- Date: February 27 – March 5
- Edition: 24th
- Category: Category 3
- Draw: 32S / 16D
- Prize money: $200,000
- Surface: Hard / outdoor
- Location: San Antonio, Texas, U.S.

Champions

Singles
- Steffi Graf

Doubles
- Katrina Adams / Pam Shriver
| U.S. Women's Hard Court Championships |

= 1989 U.S. Women's Hard Court Championships =

The 1989 U.S. Women's Hard Court Championships was a women's tennis tournament played on outdoor hard courts in San Antonio, Texas in the United States and was part of the Category 3 tier of the 1989 WTA Tour.
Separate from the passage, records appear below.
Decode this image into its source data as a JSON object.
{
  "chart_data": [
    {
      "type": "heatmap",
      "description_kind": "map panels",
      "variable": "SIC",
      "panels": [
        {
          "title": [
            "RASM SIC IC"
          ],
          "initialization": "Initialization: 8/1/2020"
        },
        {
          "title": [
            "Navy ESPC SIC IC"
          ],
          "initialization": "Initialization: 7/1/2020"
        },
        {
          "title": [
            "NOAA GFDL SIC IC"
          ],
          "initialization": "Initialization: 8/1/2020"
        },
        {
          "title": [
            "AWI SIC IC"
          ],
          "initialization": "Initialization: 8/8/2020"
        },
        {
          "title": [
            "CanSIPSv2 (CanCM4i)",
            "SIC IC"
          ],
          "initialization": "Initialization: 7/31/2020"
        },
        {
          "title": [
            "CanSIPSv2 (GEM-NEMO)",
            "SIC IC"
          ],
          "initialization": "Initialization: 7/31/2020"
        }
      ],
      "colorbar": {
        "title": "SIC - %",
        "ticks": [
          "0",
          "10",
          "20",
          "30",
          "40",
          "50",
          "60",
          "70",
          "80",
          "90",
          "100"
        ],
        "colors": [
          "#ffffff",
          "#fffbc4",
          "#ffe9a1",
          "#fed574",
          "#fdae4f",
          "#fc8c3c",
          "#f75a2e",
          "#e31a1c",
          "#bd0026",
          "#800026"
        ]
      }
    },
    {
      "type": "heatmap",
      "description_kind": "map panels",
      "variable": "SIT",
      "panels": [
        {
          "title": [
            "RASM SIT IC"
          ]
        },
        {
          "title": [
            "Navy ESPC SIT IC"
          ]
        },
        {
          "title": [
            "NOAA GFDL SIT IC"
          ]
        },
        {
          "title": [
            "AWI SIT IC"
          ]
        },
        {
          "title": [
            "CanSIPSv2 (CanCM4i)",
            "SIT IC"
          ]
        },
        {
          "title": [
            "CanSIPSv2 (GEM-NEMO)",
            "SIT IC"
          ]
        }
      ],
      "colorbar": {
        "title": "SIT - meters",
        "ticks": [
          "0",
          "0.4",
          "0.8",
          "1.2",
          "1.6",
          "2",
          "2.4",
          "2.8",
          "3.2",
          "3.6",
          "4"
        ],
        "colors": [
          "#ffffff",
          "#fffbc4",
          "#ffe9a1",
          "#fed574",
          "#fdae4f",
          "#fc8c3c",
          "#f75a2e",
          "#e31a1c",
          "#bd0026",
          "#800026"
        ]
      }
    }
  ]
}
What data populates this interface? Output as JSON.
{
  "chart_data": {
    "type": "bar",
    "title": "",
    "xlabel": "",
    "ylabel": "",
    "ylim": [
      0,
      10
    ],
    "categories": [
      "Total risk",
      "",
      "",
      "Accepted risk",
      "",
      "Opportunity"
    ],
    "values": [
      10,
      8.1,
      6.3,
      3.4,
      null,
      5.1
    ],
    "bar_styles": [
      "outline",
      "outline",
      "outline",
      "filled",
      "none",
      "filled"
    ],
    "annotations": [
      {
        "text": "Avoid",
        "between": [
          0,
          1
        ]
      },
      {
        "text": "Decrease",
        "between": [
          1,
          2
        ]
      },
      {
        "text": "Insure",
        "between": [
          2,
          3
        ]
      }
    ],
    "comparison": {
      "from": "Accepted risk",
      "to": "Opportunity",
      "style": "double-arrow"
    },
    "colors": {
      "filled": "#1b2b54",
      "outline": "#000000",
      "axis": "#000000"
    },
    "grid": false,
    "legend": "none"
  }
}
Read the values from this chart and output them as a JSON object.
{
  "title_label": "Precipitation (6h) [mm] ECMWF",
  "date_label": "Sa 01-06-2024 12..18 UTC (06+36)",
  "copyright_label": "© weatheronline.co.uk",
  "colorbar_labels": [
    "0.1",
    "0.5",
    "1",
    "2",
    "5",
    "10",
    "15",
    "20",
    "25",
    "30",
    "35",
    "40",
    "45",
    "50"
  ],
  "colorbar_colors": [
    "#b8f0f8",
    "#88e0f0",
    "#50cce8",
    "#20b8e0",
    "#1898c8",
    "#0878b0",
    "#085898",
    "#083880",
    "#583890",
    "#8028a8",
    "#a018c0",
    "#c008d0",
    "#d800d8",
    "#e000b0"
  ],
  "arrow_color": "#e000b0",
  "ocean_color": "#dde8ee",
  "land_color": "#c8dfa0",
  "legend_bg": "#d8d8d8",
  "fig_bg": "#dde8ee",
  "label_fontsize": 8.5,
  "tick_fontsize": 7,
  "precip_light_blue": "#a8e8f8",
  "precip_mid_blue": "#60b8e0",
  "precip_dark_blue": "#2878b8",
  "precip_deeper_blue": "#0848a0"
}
The tournament ran from February 27 through March 5, 1989. First-seeded Steffi Graf won her second consecutive singles title at the event.

==Finals==
===Singles===

FRG Steffi Graf defeated USA Ann Henricksson 6–1, 6–4
- It was Graf's 3rd singles title of the year and the 33rd of her career.

===Doubles===

USA Katrina Adams / USA Pam Shriver defeated USA Patty Fendick / CAN Jill Hetherington 3–6, 6–1, 6–4
- It was Adams' 2nd title of the year and the 6th of her career. It was Shriver's 4th title of the year and the 120th of her career.